Defunct boat ride at Disney's Animal Kingdom

Discovery River Boats was a boat ride attraction at Walt Disney World's Disney's Animal Kingdom near Orlando, Florida. It was designed as a means of transporting visitors, offering views of the Tree of Life, a moving dinosaur in the water, geysers, and a dragon's lair. It opened on April 22, 1998, and closed on August 21, 1999.

==History==
The boats docked at the Safari Village and in Asia. The ride was a non-stop trip that brought the passengers near to the Tree of Life and past all the lands of the theme park. During the journey, the guests would be shown small animals that had been brought on board. The captain would walk the aisles and point out other items on the trek. The ride was similar to the Jungle Cruise in Adventureland at the Magic Kingdom, however there was little to see exclusive to the ride. A handful of scenes included a fire-breathing dragon's cave outside Camp Minnie Mickey (intended as a preview for the unbuilt Beastly Kingdom), geysers in Africa, and a bathing Iguanodon outside of Dinoland U.S.A.

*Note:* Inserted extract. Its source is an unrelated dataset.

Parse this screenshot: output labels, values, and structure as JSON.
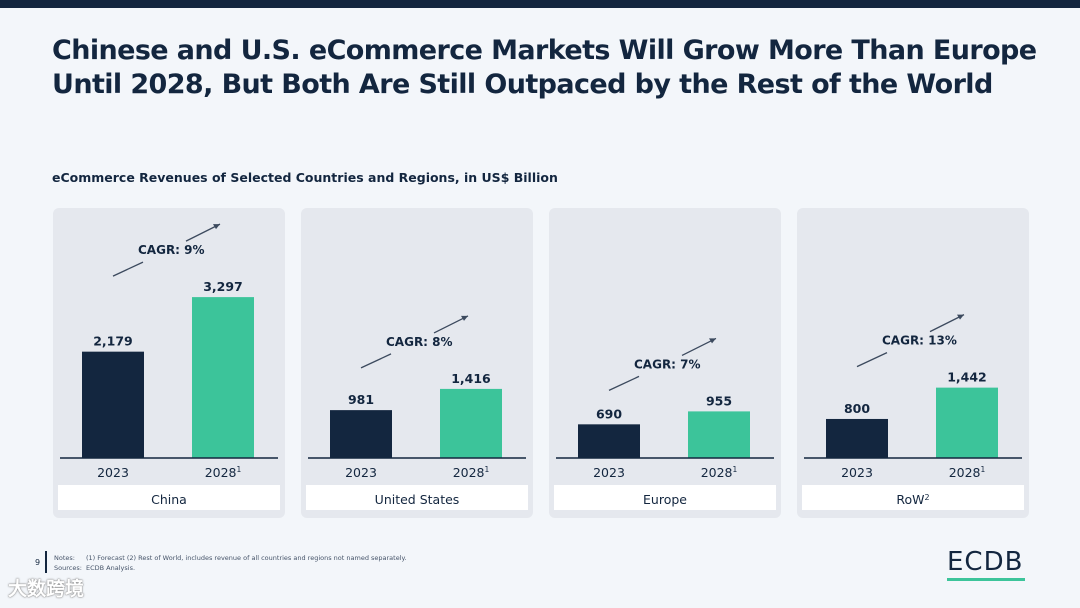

The attraction was renamed to "Discovery River Taxi" in November 1998. The ride was again renamed to "Radio Disney River Cruise" in March 1999, playing audio commentary from Radio Disney DJs Just Plain Mark and Zippy, who were broadcasting from the top of the Tree of Life, as part of the storyline. The boats were all re-painted in new colors, and animals were no longer brought on board. The routes were also modified, with boats returning to the departing dock instead of stopping at the other dock for guests to disembark.

==Decline and closure==
The ride closed in late summer 1999 due to large numbers of disappointed guests who had not realized that the ride's original purpose was transportation and showed a minimal number of animals that, with the exception of the Banteng, could all be seen from the paths surrounding the Tree of Life. With the gangways of the docks removed, the covered structures of the docks still stand in the park and have since been repurposed. The dock in Upcountry Landing, located in Asia, previously hosted character meet & greets and is now used as a seating area and stroller parking. The dock in Safari Village, now Discovery Island, has since been repurposed and renamed Character Landing for character meet & greets, currently hosting Moana as of April 2023.